The working capital peg in an M&A transaction is typically set as average normalized working capital (current assets minus current liabilities), with inventory as a major component. If your inventory is above the peg at close, you receive the excess as additional purchase price. If it is below, you owe the buyer the shortfall. The quality of your inventory, age, mix, reserve adequacy, determines whether the peg calculation is credible.

How do we defend the NWC peg if inventory is above average at close?

The defense is a documented seasonal analysis and a trailing 12-month average peg basis. If closing during a seasonal build, provide a month-by-month inventory balance for the prior 24 months showing that the closing-date balance is above normalized levels. Propose the trailing average as the peg, most buyers will accept this with adequate documentation.

What is the difference between an obsolescence reserve and a write-down?

An obsolescence reserve is a contra-asset account that reduces the reported inventory balance on the balance sheet without physically disposing of the inventory. A write-down permanently reduces the cost basis of specific items to their net realizable value. Both reduce the balance sheet inventory value, but a reserve is an estimate, while a write-down is applied to specific identified items. Buyers prefer to see itemized write-downs on specifically identified slow-moving items rather than a generalized reserve.

Should we write down inventory before or after LOI?

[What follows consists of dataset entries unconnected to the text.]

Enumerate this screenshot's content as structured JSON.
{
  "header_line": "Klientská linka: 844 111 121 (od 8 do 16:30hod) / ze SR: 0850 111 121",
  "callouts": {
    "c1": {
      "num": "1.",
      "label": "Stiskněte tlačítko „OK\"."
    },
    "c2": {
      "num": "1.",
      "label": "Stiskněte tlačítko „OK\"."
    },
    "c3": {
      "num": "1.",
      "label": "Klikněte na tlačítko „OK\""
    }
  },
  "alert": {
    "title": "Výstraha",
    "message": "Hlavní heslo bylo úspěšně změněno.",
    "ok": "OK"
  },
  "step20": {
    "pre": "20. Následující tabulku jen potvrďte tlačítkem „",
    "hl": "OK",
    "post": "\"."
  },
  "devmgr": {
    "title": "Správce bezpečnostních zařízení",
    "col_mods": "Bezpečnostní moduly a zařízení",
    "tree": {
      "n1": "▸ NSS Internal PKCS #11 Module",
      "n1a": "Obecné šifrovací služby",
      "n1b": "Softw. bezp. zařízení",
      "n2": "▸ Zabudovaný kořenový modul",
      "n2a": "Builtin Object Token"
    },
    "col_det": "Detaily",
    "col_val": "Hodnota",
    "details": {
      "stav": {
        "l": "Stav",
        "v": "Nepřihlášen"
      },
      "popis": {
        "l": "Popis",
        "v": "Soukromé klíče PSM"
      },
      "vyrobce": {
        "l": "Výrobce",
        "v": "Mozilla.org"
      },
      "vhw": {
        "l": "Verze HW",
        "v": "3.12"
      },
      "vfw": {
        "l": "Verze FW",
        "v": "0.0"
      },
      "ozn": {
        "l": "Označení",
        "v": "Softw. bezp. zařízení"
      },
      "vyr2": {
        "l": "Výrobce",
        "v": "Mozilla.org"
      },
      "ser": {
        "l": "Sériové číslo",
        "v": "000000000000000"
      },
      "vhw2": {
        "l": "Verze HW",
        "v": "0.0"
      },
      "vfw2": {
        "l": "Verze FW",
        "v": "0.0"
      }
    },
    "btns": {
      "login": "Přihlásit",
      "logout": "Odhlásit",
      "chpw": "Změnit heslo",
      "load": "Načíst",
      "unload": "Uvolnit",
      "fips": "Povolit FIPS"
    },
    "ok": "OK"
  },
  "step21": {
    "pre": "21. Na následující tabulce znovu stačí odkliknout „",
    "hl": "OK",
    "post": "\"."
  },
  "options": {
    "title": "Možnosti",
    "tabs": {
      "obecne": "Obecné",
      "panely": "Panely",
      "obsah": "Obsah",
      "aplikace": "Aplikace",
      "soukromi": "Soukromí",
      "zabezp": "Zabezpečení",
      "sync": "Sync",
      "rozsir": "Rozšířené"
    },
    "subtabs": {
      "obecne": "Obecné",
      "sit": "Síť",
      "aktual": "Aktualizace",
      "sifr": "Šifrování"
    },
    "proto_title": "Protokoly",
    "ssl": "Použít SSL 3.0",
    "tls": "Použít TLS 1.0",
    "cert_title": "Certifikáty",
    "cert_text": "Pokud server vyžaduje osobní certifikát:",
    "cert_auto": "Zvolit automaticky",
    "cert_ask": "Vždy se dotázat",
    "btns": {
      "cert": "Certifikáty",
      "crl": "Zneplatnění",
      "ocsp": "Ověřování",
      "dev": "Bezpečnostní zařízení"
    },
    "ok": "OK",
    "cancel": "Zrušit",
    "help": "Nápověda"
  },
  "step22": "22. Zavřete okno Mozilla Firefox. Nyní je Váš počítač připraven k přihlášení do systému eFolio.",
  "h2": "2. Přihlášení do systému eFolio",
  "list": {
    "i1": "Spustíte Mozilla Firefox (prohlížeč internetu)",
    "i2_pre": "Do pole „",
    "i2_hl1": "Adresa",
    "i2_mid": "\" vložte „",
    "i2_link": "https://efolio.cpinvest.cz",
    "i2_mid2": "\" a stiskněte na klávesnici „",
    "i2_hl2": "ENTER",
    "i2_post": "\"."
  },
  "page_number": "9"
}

Write it down before LOI. A write-down taken after LOI signing looks reactive and may trigger a price renegotiation. A write-down taken before the process starts is normalized historical accounting, the EBITDA impact flows into the QoE addback analysis, and the balance sheet is clean when the buyer first sees it.

Research sources

APICS Supply Chain Management Benchmarking ReportNational Association of Manufacturers Industry ReportSRS Acquiom Working Capital Study

Disclaimer: Financial figures and case studies in this article are illustrative, based on representative middle market assumptions, and are not guarantees of outcome. Statistical references are drawn from cited third-party research; individual transaction and operational results vary based on business characteristics, market conditions, and deal structure. This content is for informational purposes only and does not constitute legal, financial, or investment advice. Consult qualified advisors for guidance specific to your situation.